At one point, Gray literally put poor David Webb on his face. He was inside and outside, thumping a right-footed shot against the bar before swinging a left-footed cross into the box for Allan Clarke to sniff out. He turned a cold, mud-maligned day into glorious 1970s technicolour. And still he didn’t leave any footprints.
But Leeds simply couldn’t win it. Even with Gray’s one-man Wembley wizardry, even with the doggedness of Bremner and diligence of Giles, even when Jones had surely won it with a left-footed skidder with only six minutes to go, Leeds couldn’t deny Chelsea. Two minutes later, Hutchinson had equalised once more. For all their free-flowing football and unrelenting attacks, Leeds’ defence had ultimately come unstuck in the mud. Gray was a unanimous man of the match but would, by his own admission, much rather have won the game.
The final went to a replay at Old Trafford 18 days later – the Wembley pitch had finally had enough – in a game which became a virtual contest of brutality as soon as Ron Harris, affectionately known as ‘Chopper’, clipped Eddie’s wings inside 10 minutes. Gray was nullified by Harris by fair means or foul, whilst David Webb, the man so tormented by Gray, found salvation in a header-cum-facer during extra time. Leeds were trophyless and quite literally broken. And that was their season.
Gray would go on to play just 82 league games between 1970 and 1975. His thigh problem, seemingly so innocuous when it first surfaced in a reserve game during his teens, never really left him. Yet neither, thankfully, did the unerring skill and boyish impudence that made Gray such a warm brew of a player during that cold and ultimately ill-fated April month. Gray was a permanent rebuttal to the ‘Dirty Leeds’ epithet which pulled at United like a figurative Chopper Harris during the Revie days. Like so many stereotypes, it only ever told half of the story.

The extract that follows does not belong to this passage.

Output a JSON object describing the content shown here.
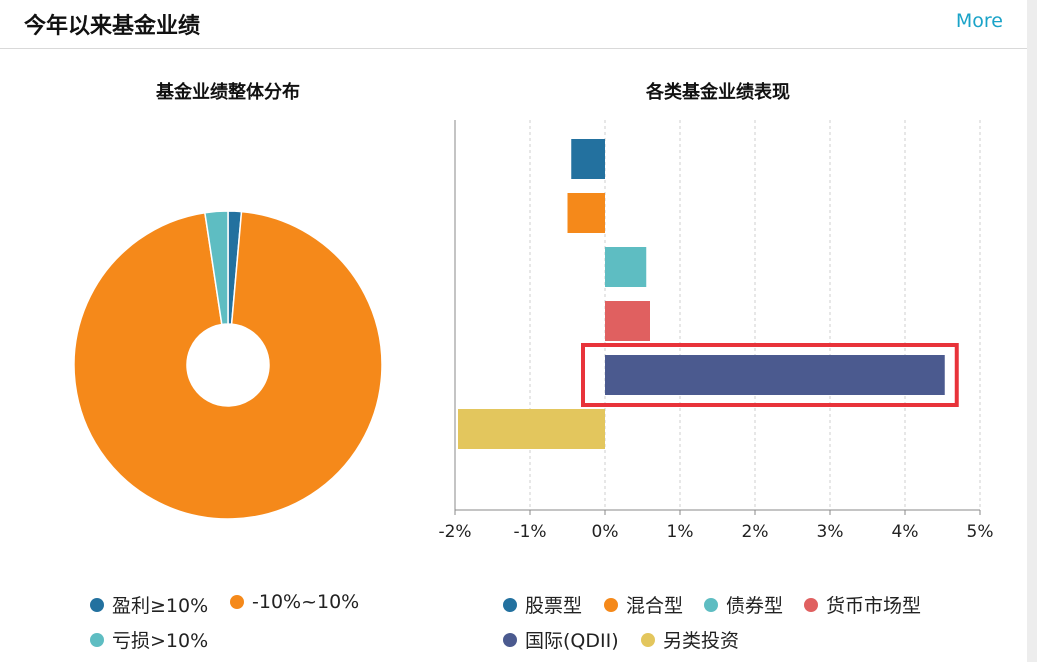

Asked in his later days what he made of the unforgiving pace and rhythm of the modern game, Gray, aptly, swapped speed and complexity for tone and timbre. Whenever he received the ball, he said, his first thought was to look up and play it forwards: “Now that’s quick.” In that, Gray was the quickest of them all.
Those two goals, that one Wembley performance, these were testaments to the speed and attacking verve of a mind and body perfectly attuned and perfectly in tune. Veritable mud baths those 1970s post-winter pitches may have been, but Gray left no footprints – except in the minds of those lucky enough to have seen him play.